I don't think there is an established term for the growth rate of a growth rate. However I wanted to point out that the growth rate of a function is not its derivative; $e^{kx}$ should have the constant growth rate $k$ to match with OP's example $10(1.5^n)$. The correct quantity should be the 'logarithmic derivative',
$$ \frac{df}{d\log x} = \frac{f'}{f}.$$
This matches with what is meant by 'growth rate of the economy', for instance.

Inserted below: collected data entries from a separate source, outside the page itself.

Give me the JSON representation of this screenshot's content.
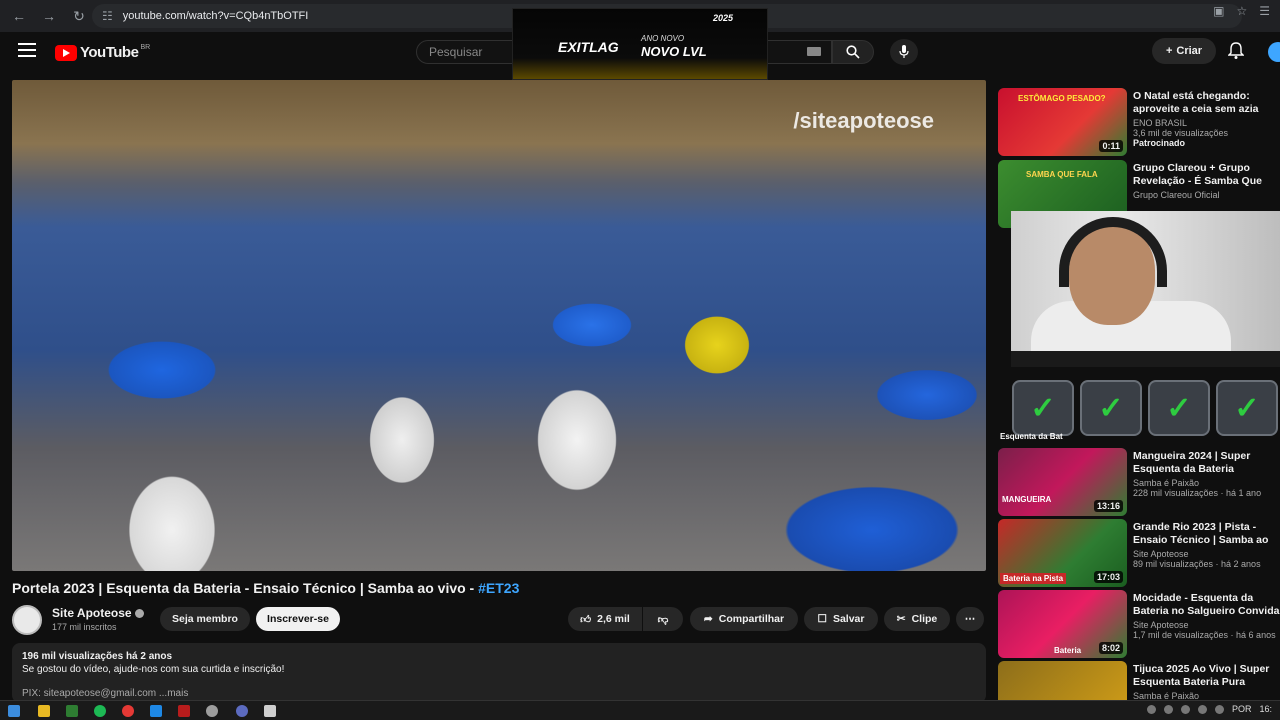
{
  "browser": {
    "url": "youtube.com/watch?v=CQb4nTbOTFI",
    "back_icon": "back-arrow-icon",
    "reload_icon": "reload-icon"
  },
  "header": {
    "logo_text": "YouTube",
    "country_code": "BR",
    "search_placeholder": "Pesquisar",
    "create_label": "Criar"
  },
  "ad": {
    "brand": "EXITLAG",
    "tagline_top": "ANO NOVO",
    "tagline_main": "NOVO LVL",
    "year": "2025"
  },
  "video": {
    "watermark": "/siteapoteose",
    "title_main": "Portela 2023 | Esquenta da Bateria - Ensaio Técnico | Samba ao vivo - ",
    "title_tag": "#ET23"
  },
  "channel": {
    "name": "Site Apoteose",
    "subscribers": "177 mil inscritos",
    "member_label": "Seja membro",
    "subscribe_label": "Inscrever-se"
  },
  "actions": {
    "likes": "2,6 mil",
    "share_label": "Compartilhar",
    "save_label": "Salvar",
    "clip_label": "Clipe"
  },
  "description": {
    "stats": "196 mil visualizações  há 2 anos",
    "line1": "Se gostou do vídeo, ajude-nos com sua curtida e inscrição!",
    "line2": "PIX: siteapoteose@gmail.com   ...mais"
  },
  "sidebar": {
    "items": [
      {
        "title": "O Natal está chegando: aproveite a ceia sem azia com",
        "channel": "ENO BRASIL",
        "views": "3,6 mil de visualizações",
        "extra": "Patrocinado",
        "duration": "0:11",
        "thumb_text": "ESTÔMAGO PESADO?",
        "color": "#c8102e"
      },
      {
        "title": "Grupo Clareou + Grupo Revelação - É Samba Que Fala",
        "channel": "Grupo Clareou Oficial",
        "views": "",
        "extra": "",
        "duration": "",
        "thumb_text": "SAMBA QUE FALA",
        "color": "#2e7d32"
      },
      {
        "title": "Mangueira 2024 | Super Esquenta da Bateria (Estandar",
        "channel": "Samba é Paixão",
        "views": "228 mil visualizações · há 1 ano",
        "extra": "",
        "duration": "13:16",
        "thumb_text": "MANGUEIRA",
        "color": "#c2185b"
      },
      {
        "title": "Grande Rio 2023 | Pista - Ensaio Técnico | Samba ao vivo - ...",
        "channel": "Site Apoteose",
        "views": "89 mil visualizações · há 2 anos",
        "extra": "",
        "duration": "17:03",
        "thumb_text": "Bateria na Pista",
        "color": "#2e7d32"
      },
      {
        "title": "Mocidade - Esquenta da Bateria no Salgueiro Convida - ...",
        "channel": "Site Apoteose",
        "views": "1,7 mil de visualizações · há 6 anos",
        "extra": "",
        "duration": "8:02",
        "thumb_text": "Bateria",
        "color": "#ad1457"
      },
      {
        "title": "Tijuca 2025 Ao Vivo | Super Esquenta Bateria Pura Cadênc",
        "channel": "Samba é Paixão",
        "views": "",
        "extra": "",
        "duration": "",
        "thumb_text": "",
        "color": "#8d6e1a"
      }
    ],
    "overlay_label": "Esquenta da Bat"
  },
  "taskbar": {
    "lang": "POR",
    "time": "16:"
  },
  "colors": {
    "accent": "#3ea6ff",
    "brand_red": "#ff0000",
    "check_green": "#2ecc40"
  }
}
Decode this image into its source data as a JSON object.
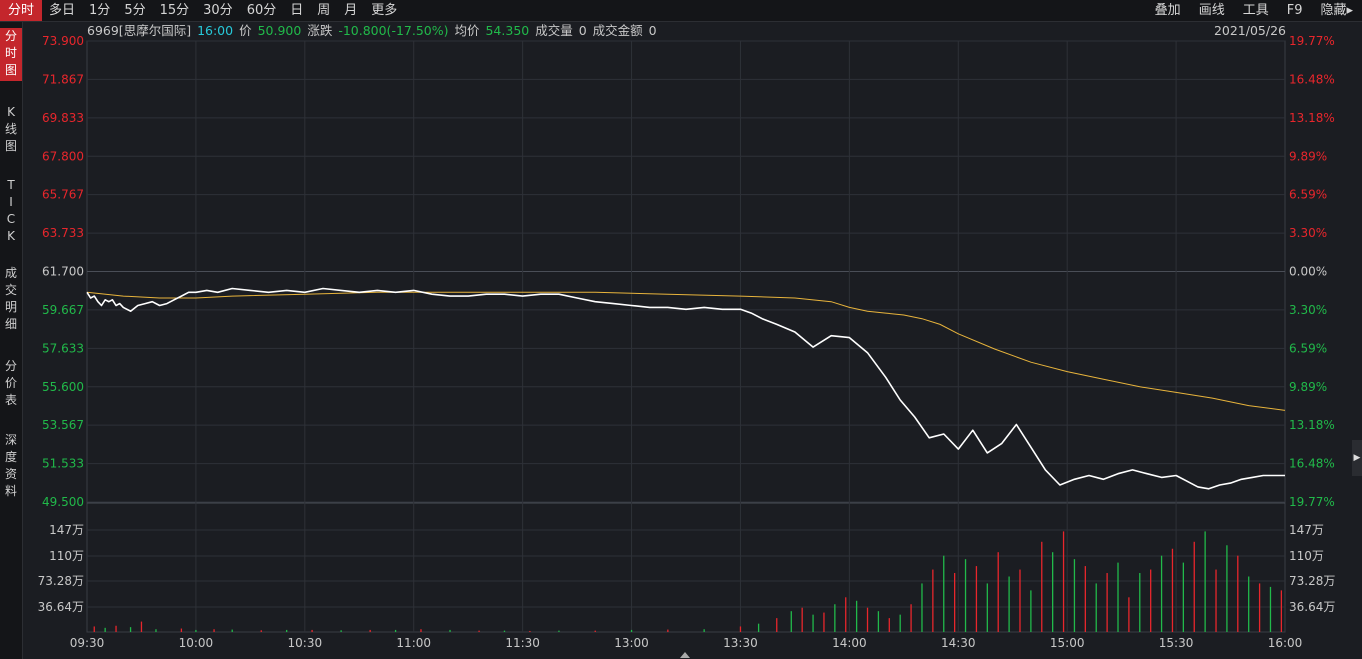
{
  "tabs": [
    "分时",
    "多日",
    "1分",
    "5分",
    "15分",
    "30分",
    "60分",
    "日",
    "周",
    "月",
    "更多"
  ],
  "active_tab": 0,
  "right_tools": [
    "叠加",
    "画线",
    "工具",
    "F9",
    "隐藏▸"
  ],
  "sidebar": [
    "分\n时\n图",
    "K\n线\n图",
    "T\nI\nC\nK",
    "成\n交\n明\n细",
    "分\n价\n表",
    "深\n度\n资\n料"
  ],
  "info": {
    "code_name": "6969[思摩尔国际]",
    "time": "16:00",
    "price_label": "价",
    "price": "50.900",
    "change_label": "涨跌",
    "change": "-10.800(-17.50%)",
    "avg_label": "均价",
    "avg": "54.350",
    "volume_label": "成交量",
    "volume": "0",
    "amount_label": "成交金额",
    "amount": "0",
    "date": "2021/05/26"
  },
  "colors": {
    "up": "#e8262c",
    "down": "#21b94a",
    "price_line": "#ffffff",
    "avg_line": "#e8b43c",
    "grid": "#2e3138"
  },
  "chart_data": {
    "type": "line",
    "prev_close": 61.7,
    "price_ticks": [
      "73.900",
      "71.867",
      "69.833",
      "67.800",
      "65.767",
      "63.733",
      "61.700",
      "59.667",
      "57.633",
      "55.600",
      "53.567",
      "51.533",
      "49.500"
    ],
    "pct_ticks": [
      "19.77%",
      "16.48%",
      "13.18%",
      "9.89%",
      "6.59%",
      "3.30%",
      "0.00%",
      "3.30%",
      "6.59%",
      "9.89%",
      "13.18%",
      "16.48%",
      "19.77%"
    ],
    "ylim": [
      49.5,
      73.9
    ],
    "volume_ticks": [
      "147万",
      "110万",
      "73.28万",
      "36.64万"
    ],
    "volume_max": 1470000,
    "x_ticks": [
      "09:30",
      "10:00",
      "10:30",
      "11:00",
      "11:30",
      "13:00",
      "13:30",
      "14:00",
      "14:30",
      "15:00",
      "15:30",
      "16:00"
    ],
    "price_series": {
      "t": [
        0,
        1,
        2,
        3,
        4,
        5,
        6,
        7,
        8,
        9,
        10,
        12,
        14,
        16,
        18,
        20,
        22,
        24,
        26,
        28,
        30,
        33,
        36,
        40,
        45,
        50,
        55,
        60,
        65,
        70,
        75,
        80,
        85,
        90,
        95,
        100,
        105,
        110,
        115,
        120,
        125,
        130,
        135,
        140,
        145,
        150,
        155,
        160,
        165,
        170,
        175,
        180,
        183,
        186,
        190,
        195,
        200,
        205,
        210,
        215,
        220,
        224,
        228,
        232,
        236,
        240,
        244,
        248,
        252,
        256,
        260,
        264,
        268,
        272,
        276,
        280,
        284,
        288,
        292,
        296,
        300,
        303,
        306,
        309,
        312,
        315,
        318,
        321,
        324,
        327,
        330
      ],
      "v": [
        60.6,
        60.3,
        60.4,
        60.1,
        59.9,
        60.2,
        60.1,
        60.2,
        59.9,
        60.0,
        59.8,
        59.6,
        59.9,
        60.0,
        60.1,
        59.9,
        60.0,
        60.2,
        60.4,
        60.6,
        60.6,
        60.7,
        60.6,
        60.8,
        60.7,
        60.6,
        60.7,
        60.6,
        60.8,
        60.7,
        60.6,
        60.7,
        60.6,
        60.7,
        60.5,
        60.4,
        60.4,
        60.5,
        60.5,
        60.4,
        60.5,
        60.5,
        60.3,
        60.1,
        60.0,
        59.9,
        59.8,
        59.8,
        59.7,
        59.8,
        59.7,
        59.7,
        59.5,
        59.2,
        58.9,
        58.5,
        57.7,
        58.3,
        58.2,
        57.4,
        56.1,
        54.9,
        54.0,
        52.9,
        53.1,
        52.3,
        53.3,
        52.1,
        52.6,
        53.6,
        52.4,
        51.2,
        50.4,
        50.7,
        50.9,
        50.7,
        51.0,
        51.2,
        51.0,
        50.8,
        50.9,
        50.6,
        50.3,
        50.2,
        50.4,
        50.5,
        50.7,
        50.8,
        50.9,
        50.9,
        50.9
      ]
    },
    "avg_series": {
      "t": [
        0,
        10,
        20,
        30,
        40,
        60,
        80,
        100,
        120,
        140,
        160,
        180,
        195,
        205,
        210,
        215,
        220,
        225,
        230,
        235,
        240,
        250,
        260,
        270,
        280,
        290,
        300,
        310,
        320,
        330
      ],
      "v": [
        60.6,
        60.4,
        60.3,
        60.3,
        60.4,
        60.5,
        60.6,
        60.6,
        60.6,
        60.6,
        60.5,
        60.4,
        60.3,
        60.1,
        59.8,
        59.6,
        59.5,
        59.4,
        59.2,
        58.9,
        58.4,
        57.6,
        56.9,
        56.4,
        56.0,
        55.6,
        55.3,
        55.0,
        54.6,
        54.35
      ]
    },
    "volume_series": {
      "t": [
        2,
        5,
        8,
        12,
        15,
        19,
        26,
        30,
        35,
        40,
        48,
        55,
        62,
        70,
        78,
        85,
        92,
        100,
        108,
        115,
        122,
        130,
        140,
        150,
        160,
        170,
        180,
        185,
        190,
        194,
        197,
        200,
        203,
        206,
        209,
        212,
        215,
        218,
        221,
        224,
        227,
        230,
        233,
        236,
        239,
        242,
        245,
        248,
        251,
        254,
        257,
        260,
        263,
        266,
        269,
        272,
        275,
        278,
        281,
        284,
        287,
        290,
        293,
        296,
        299,
        302,
        305,
        308,
        311,
        314,
        317,
        320,
        323,
        326,
        329
      ],
      "v": [
        80000,
        60000,
        90000,
        70000,
        150000,
        40000,
        50000,
        30000,
        40000,
        35000,
        25000,
        30000,
        30000,
        25000,
        30000,
        30000,
        40000,
        30000,
        20000,
        20000,
        15000,
        20000,
        20000,
        30000,
        35000,
        40000,
        80000,
        120000,
        200000,
        300000,
        350000,
        250000,
        280000,
        400000,
        500000,
        450000,
        350000,
        300000,
        200000,
        250000,
        400000,
        700000,
        900000,
        1100000,
        850000,
        1050000,
        950000,
        700000,
        1150000,
        800000,
        900000,
        600000,
        1300000,
        1150000,
        1450000,
        1050000,
        950000,
        700000,
        850000,
        1000000,
        500000,
        850000,
        900000,
        1100000,
        1200000,
        1000000,
        1300000,
        1450000,
        900000,
        1250000,
        1100000,
        800000,
        700000,
        650000,
        600000
      ],
      "up": [
        1,
        0,
        1,
        0,
        1,
        0,
        1,
        0,
        1,
        0,
        1,
        0,
        1,
        0,
        1,
        0,
        1,
        0,
        1,
        0,
        1,
        0,
        1,
        0,
        1,
        0,
        1,
        0,
        1,
        0,
        1,
        0,
        1,
        0,
        1,
        0,
        1,
        0,
        1,
        0,
        1,
        0,
        1,
        0,
        1,
        0,
        1,
        0,
        1,
        0,
        1,
        0,
        1,
        0,
        1,
        0,
        1,
        0,
        1,
        0,
        1,
        0,
        1,
        0,
        1,
        0,
        1,
        0,
        1,
        0,
        1,
        0,
        1,
        0,
        1
      ]
    }
  }
}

(edit) At a cursory glance, I can't find anything about 'growth rates of a growth rate', or 'second order growth rate' or anything like that. But there is a name for the 'simplest' kind of function with non-zero 'second order growth rate', in the sense below. Suppose we had the relationships between functions $$ f(x) = e^{g(x)}, \quad g'(x) = C_0e^{h(x)}$$ Thus, the growth rate of $f$ is $g'$, and the 'second order growth rate' of $f$ is $h'$. You have discovered the case where $h' = 0$. The next simplest case is when $h'$ is a non-zero constant, so that $h(x) = Hx+C_1$ for some constants $H\neq 0, C_1\in\mathbb R$. By recentering in $x$, $C_1 = 0$. Then $g(x) = C_3e^{Hx}+C_2$, which then gives us: $$f(x) = e^{\displaystyle C_3 e^{Hx }+C_2} = C_4 \exp(C_3\exp Hx )$$
That is, these are the double exponential functions.